The church's past included members who were leaders in the city of Canterbury, such as former mayors, Alderman Frank Hooker, J.P., and Alderman F Charles Lefevre.
The Chapel at Tyler Hill was opened in 1885 and the Gammon family were the prime movers in securing this place of worship. A story has it that the pony died, so that they could no longer travel in the trap and it was a long way to walk to St George's Place. CBC initiated the building of a Church at Aylesham, which was opened in 1928 and the two Churches still have strong links.
Hospitality has always been offered and this was especially so in the World Wars when care was given to members of the forces. In the late 1940s, Phyllis Hooker was the first woman to be elected to the office of deacon, now women and men serve equally in many spheres. In the 1960s, Phyllis Hooker lady spent her entire wealth on buying houses for churches without manses (a house inhabited by a minister), for missionaries to use whilst on furlough and for retired Baptist Ministers.
The history of the Church includes sending missionaries to China and Africa, particularly the Congo. Canterbury Baptist Church presently has strong links with Brazil and Uganda. Many of our members are involved in short term missionary service in a variety of ways.
The Church has known times of large congregations, but in the early 1990s the fellowship faced a declining membership, particularly as young people moved away to study and work. Today Canterbury Baptist Church has a growing, vibrant congregation, as students and young adults, having been cared for during their time in Canterbury and become involved in the worship, have stayed to obtain jobs in Canterbury and take on responsibilities in the life of the Church. New members are regularly welcomed. The congregation is multinational and ranges widely in age.

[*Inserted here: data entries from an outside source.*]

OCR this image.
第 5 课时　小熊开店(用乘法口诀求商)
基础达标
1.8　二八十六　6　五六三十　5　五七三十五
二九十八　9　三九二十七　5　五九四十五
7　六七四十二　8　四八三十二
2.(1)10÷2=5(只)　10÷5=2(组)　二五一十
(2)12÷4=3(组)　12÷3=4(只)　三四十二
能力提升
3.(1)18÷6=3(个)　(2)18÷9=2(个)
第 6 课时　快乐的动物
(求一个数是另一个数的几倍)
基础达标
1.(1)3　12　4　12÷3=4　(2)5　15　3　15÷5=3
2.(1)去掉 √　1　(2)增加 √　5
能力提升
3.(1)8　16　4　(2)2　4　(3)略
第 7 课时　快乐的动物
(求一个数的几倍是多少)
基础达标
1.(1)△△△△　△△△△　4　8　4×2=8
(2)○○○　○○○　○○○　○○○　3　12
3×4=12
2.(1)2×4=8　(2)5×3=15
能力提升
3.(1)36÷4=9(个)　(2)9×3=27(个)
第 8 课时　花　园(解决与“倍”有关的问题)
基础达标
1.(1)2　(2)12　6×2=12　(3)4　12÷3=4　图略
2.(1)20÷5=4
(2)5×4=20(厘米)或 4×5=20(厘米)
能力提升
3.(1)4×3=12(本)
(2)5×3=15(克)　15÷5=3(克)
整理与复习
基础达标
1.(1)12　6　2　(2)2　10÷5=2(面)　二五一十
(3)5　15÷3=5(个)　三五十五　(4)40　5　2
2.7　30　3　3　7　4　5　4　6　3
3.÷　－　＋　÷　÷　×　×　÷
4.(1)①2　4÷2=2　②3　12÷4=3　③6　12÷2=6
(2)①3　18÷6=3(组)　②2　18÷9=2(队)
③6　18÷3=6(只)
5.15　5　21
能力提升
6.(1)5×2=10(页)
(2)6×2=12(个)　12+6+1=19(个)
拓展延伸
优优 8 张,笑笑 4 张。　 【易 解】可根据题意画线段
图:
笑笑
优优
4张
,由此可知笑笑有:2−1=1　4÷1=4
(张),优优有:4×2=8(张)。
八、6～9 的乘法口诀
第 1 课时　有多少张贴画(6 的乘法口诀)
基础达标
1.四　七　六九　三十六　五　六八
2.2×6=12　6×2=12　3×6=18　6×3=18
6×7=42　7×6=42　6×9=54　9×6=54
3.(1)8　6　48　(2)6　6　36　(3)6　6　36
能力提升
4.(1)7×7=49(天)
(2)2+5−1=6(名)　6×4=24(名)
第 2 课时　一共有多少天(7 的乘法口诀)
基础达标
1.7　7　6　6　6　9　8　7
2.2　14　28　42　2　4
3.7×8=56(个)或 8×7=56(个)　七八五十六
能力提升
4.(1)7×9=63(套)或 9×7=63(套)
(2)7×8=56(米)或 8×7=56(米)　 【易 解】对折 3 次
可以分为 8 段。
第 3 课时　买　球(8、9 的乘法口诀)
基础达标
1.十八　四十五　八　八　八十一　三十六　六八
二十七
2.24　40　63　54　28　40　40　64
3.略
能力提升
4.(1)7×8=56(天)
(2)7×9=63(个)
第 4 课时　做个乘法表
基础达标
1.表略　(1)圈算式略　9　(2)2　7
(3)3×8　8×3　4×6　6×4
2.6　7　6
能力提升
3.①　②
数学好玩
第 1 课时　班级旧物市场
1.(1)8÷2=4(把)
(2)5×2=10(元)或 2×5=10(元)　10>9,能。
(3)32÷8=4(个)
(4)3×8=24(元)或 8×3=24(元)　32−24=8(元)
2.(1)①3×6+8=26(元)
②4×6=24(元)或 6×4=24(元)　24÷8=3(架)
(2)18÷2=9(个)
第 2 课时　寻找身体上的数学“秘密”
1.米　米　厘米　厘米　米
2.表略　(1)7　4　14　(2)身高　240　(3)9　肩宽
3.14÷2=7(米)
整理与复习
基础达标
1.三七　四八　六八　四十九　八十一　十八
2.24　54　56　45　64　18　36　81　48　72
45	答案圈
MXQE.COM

The Church has always cared for children. In former times, children were taught in Sunday-school to read and write. Today, we run Junior Church is part of the Sunday Moming Worship, crèche plus parent and toddler groups, Boys' Brigades (which has been running for 47 years) and Girls' Brigades (which has been running for 25 years), plus various activities suited to all generations.
Canterbury Baptist Church has been served by dedicated ministers through the years. Members of the congregation have gone to be trained to serve God in this way, including one at present. The fellowship can testify to the guidance of God for 185 years.